Miller-Meeks defeated Democrat Rita Hart by six votes after an official recount of the nearly 400,000 cast. Following the recount, Miller-Meeks’s election was certified by Iowa election officials.
Miller-Meeks was sworn in on Jan. 3 with other members of the 117th Congress by Speaker of the House Nancy Pelosi (D-Calif.). She has since voted as a regular member of Congress on issues that include the second impeachment of former President Donald Trump, which she opposed.
Hart disputes the recount, saying 22 votes weren’t counted that should have been and which would make her the election winner by nine votes. She formally asked the administration panel, which has jurisdiction over federal election procedures, to reverse the election’s result.
Over Republican objections prior to the vote, Democrats on the Administration panel approved two resolutions on Feb. 19 that establish the procedure by which Hart’s challenge will be heard. None of the Republicans on the committee opposed the resolutions in the voice vote that resulted in their passage.
Under the process, the administration panel can convene hearings on the issue, call witnesses, accept documentary evidence and even conduct its own recount using rules of its choice to determine what ballots to accept or reject, rather than the rules adopted by Iowa officials.
Ultimately, the decision could end up coming down to a vote by the full House, which Democrats control 221–211, meaning Miller-Meeks could well be unseated by a partisan majority.

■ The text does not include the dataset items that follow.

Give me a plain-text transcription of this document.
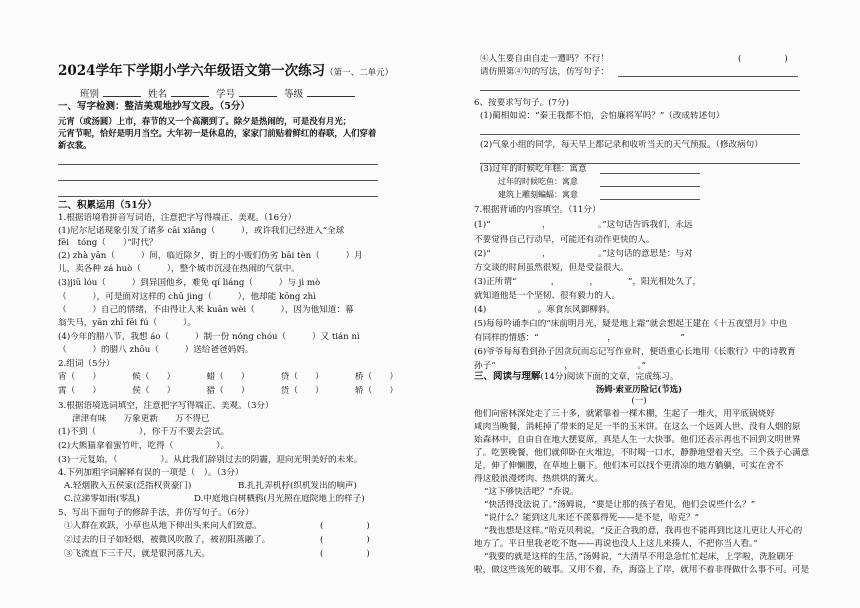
2024学年下学期小学六年级语文第一次练习（第一、二单元）
班别	姓名	学号	等级
一、写字检测：整洁美观地抄写文段。（5分）
元宵（或汤圆）上市，春节的又一个高潮到了。除夕是热闹的，可是没有月光；
元宵节呢，恰好是明月当空。大年初一是休息的，家家门前贴着鲜红的春联，人们穿着
新衣裳。
二、积累运用（51分）
1.根据语境看拼音写词语，注意把字写得端正、美观。（16分）
(1)尼尔尼诺现象引发了诸多 cāi xiǎng（　　　），或许我们已经进入“全球
fēi　tóng（　　）”时代？
(2) zhà yān（　　　）间，临近除夕，街上的小贩们伪劣 bāi tèn（　　　）月
儿，卖各种 zá huò（　　　），整个城市沉浸在热闹的气氛中。
(3)jiū lóu（　　　）到异国他乡，难免 qí liáng（　　　）与 jì mò
（　　　），可是面对这样的 chū jìng（　　　），他却能 kōng zhì
（　　　）自己的情绪，不由得让人来 kuān wèi（　　　），因为他知道：幕
翁失马，yān zhī fēi fú（　　　）。
(4)今年的腊八节，我想 áo（　　　）制一份 nóng chóu（　　　）又 tián nì
（　　　）的腊八 zhōu（　　　）送给爸爸妈妈。
2.组词（5分）
宵（　　）	候（　　）	蜡（　　）	贷（　　）	桥（　　）
霄（　　）	侯（　　）	猎（　　）	货（　　）	轿（　　）
3.根据语境选词填空，注意把字写得端正、美观。（3分）
津津有味　　万象更新　　万不得已
(1)不到（　　　　　），你千万不要去尝试。
(2)大熊猫拿着蜜竹叶，吃得（　　　　　）。
(3)一元复始，（　　　　　）。从此我们辞别过去的阴霾，迎向光明美好的未来。
4.下列加粗字词解释有误的一项是（　）。（3分）
A.轻烟散入五侯家(泛指权贵豪门)	B.扎扎弄机杼(织机发出的响声)
C.泣涕零如雨(零乱)	D.中庭地白树栖鸦(月光照在庭院地上的样子)
5、写出下面句子的修辞手法，并仿写句子。（6分）
①人群在欢跃，小草也从地下伸出头来向人们致意。	(　　　　　)
②过去的日子如轻烟，被微风吹散了，被初阳蒸融了。	(　　　　　)
③飞流直下三千尺，就是银河落九天。	(　　　　　)
④人生要自由自走一遭吗？不行！	(　　　　　)
请仿照第④句的写法，仿写句子：
6、按要求写句子。(7分)
(1)蔺相如说：“秦王我都不怕，会怕廉将军吗？”（改成转述句）
(2)气象小组的同学，每天早上都记录和收听当天的天气预报。（修改病句）
(3)过年的时候吃年糕：寓意
过年的时候吃鱼：寓意
建筑上雕刻蝙蝠：寓意
7.根据背诵的内容填空。（11分）
(1)“　　　　　　，　　　　　　。”这句话告诉我们，永远
不要觉得自己行动早，可能还有动作更快的人。
(2)“　　　　　　，　　　　　　。”这句话的意思是：与对
方交谈的时间虽然很短，但是受益很大。
(3)正所谓“　　　　，　　　　，　　　　”，阳光相处久了，
就知道他是一个坚韧、很有毅力的人。
(4)　　　　　　。寒食东风御柳斜。
(5)每每吟诵李白的“床前明月光，疑是地上霜”就会想起王建在《十五夜望月》中也
有同样的情感：“　　　　　　　　，　　　　　　　　”
(6)爷爷每每看到孙子因贪玩而忘记写作业时，便语重心长地用《长歌行》中的诗教育
孙子“　　　　　　　　，　　　　　　　　。”
三、阅读与理解(14分)阅读下面的文章，完成练习。
汤姆·索亚历险记(节选)
(一)
他们向密林深处走了三十多，就紧靠着一棵木棚，生起了一堆火，用平底锅烧好
咸肉当晚餐，消耗掉了带来的足足一半的玉米饼。在这么一个远离人世、没有人烟的原
始森林中，自由自在地大摆宴席，真是人生一大快事。他们还表示再也不回到文明世界
了。吃罢晚餐，他们就仰卧在火堆边，不时喝一口水，静静地望着天空。三个孩子心满意
足，伸了伸懒腰，在草地上躺下。他们本可以找个更清凉的地方躺躺，可实在舍不
得这般浪漫烤肉、热烘烘的篝火。
“这下够快活吧？”乔说。
“快活得没法说了。”汤姆说，“要是让那的孩子看见，他们会说些什么？”
“说什么？能到这儿来还不羡慕得死——是不是，哈克？”
“我也想是这样。”哈克贝利说，“反正合我的意，我再也不能再到比这儿更让人开心的
地方了。平日里我老吃不饱——再说也没人上这儿来揍人，不把你当人看。”
“我要的就是这样的生活，”汤姆说，“大清早不用急急忙忙起床，上学啦，洗脸刷牙
啦，做这些该死的破事。又用不着，乔，海盗上了岸，就用不着非得做什么事不可。可是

The House hasn’t reversed the seating of a state-certified election winner in that manner since 1985 when then-Speaker of the House Tip O’Neill (D-Mass.) approved tossing out Republican Rep. Rick McIntyre, who had been officially seated, and instead accepted the incumbent Democrat, Rep. Frank McCloskey.
The battle over whether to seat McIntyre or McCloskey in what has become known as Indiana’s “Bloody Eighth” and is widely thought to have launched the hyper-partisan atmosphere in Congress that continues to the present day.

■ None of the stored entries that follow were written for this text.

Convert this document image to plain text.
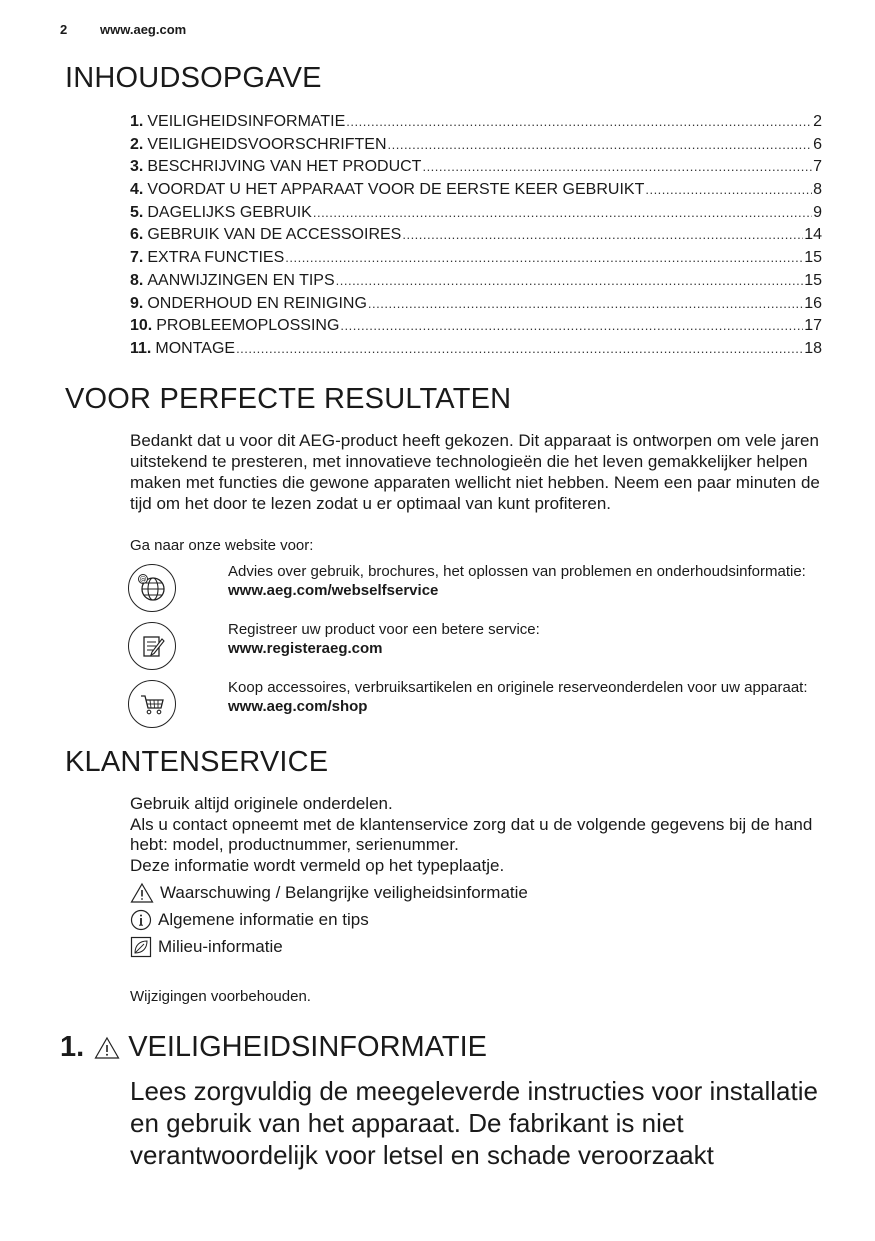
2	www.aeg.com
INHOUDSOPGAVE
1. VEILIGHEIDSINFORMATIE .....	2
2. VEILIGHEIDSVOORSCHRIFTEN .....	6
3. BESCHRIJVING VAN HET PRODUCT .....	7
4. VOORDAT U HET APPARAAT VOOR DE EERSTE KEER GEBRUIKT .....	8
5. DAGELIJKS GEBRUIK .....	9
6. GEBRUIK VAN DE ACCESSOIRES .....	14
7. EXTRA FUNCTIES .....	15
8. AANWIJZINGEN EN TIPS .....	15
9. ONDERHOUD EN REINIGING .....	16
10. PROBLEEMOPLOSSING .....	17
11. MONTAGE .....	18
VOOR PERFECTE RESULTATEN

Bedankt dat u voor dit AEG-product heeft gekozen. Dit apparaat is ontworpen om vele jaren uitstekend te presteren, met innovatieve technologieën die het leven gemakkelijker helpen maken met functies die gewone apparaten wellicht niet hebben. Neem een paar minuten de tijd om het door te lezen zodat u er optimaal van kunt profiteren.

Ga naar onze website voor:
@	Advies over gebruik, brochures, het oplossen van problemen en onderhoudsinformatie:
www.aeg.com/webselfservice
Registreer uw product voor een betere service:
www.registeraeg.com
Koop accessoires, verbruiksartikelen en originele reserveonderdelen voor uw apparaat:
www.aeg.com/shop
KLANTENSERVICE
Gebruik altijd originele onderdelen.
Als u contact opneemt met de klantenservice zorg dat u de volgende gegevens bij de hand hebt: model, productnummer, serienummer.
Deze informatie wordt vermeld op het typeplaatje.
Waarschuwing / Belangrijke veiligheidsinformatie
Algemene informatie en tips
Milieu-informatie
Wijzigingen voorbehouden.
1. VEILIGHEIDSINFORMATIE
Lees zorgvuldig de meegeleverde instructies voor installatie en gebruik van het apparaat. De fabrikant is niet verantwoordelijk voor letsel en schade veroorzaakt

Spokesmen for Pelosi didn’t immediately respond to a request by The Epoch Times for comment on how allowing the Hart challenge to proceed will contribute to lessening the hyper-partisanship in the current Congress. A spokesman for administration committee chairwoman Zoe Lofgren (D-Calif.) also didn’t immediately respond to a request for comment.
Rep. Rodney Davis (R-Ill.), the ranking Republican on the panel, said during the hearing that Hart had an opportunity to challenge the recount result in state court, but instead opted to appeal to the Democratic majority in the House.
“Instead, she has decided to sidestep Iowa law and ask this House to decide this election for Iowa voters. Taking up this election contest would set a dangerous precedent that candidates don’t have to exhaust their legal options through the state and can instead go straight to Congress if they don’t like the outcome of an election,” Davis told the committee during discussion of the two resolutions.
“I can’t think of a worse first step this committee could take in this Congress than to waste taxpayer dollars by moving forward with overturning this election,” Davis said.
“We know every legal vote was counted in Iowa’s second district because they were counted and recounted using a timely, transparent and bipartisan process and congresswoman Miller-Meeks never trailed in any of the recounts.
“Just to be clear, there are no provisional members of Congress. If you are sworn in and given the right to cast a vote on the House floor, you are a duly elected Member of Congress, just like congresswoman Miller-Meeks,” he added.
None of the other members of the panel offered comments during the hearing, but Rep. Brian Stihl (R-Wis.) told The Epoch Times on Feb. 24 that “congresswoman Miller-Meeks has been certified as the winner of the election by the Secretary of State of Iowa. Speaker Pelosi and House Democrats must honor the decision of the voters in Iowa’s 2nd Congressional District.”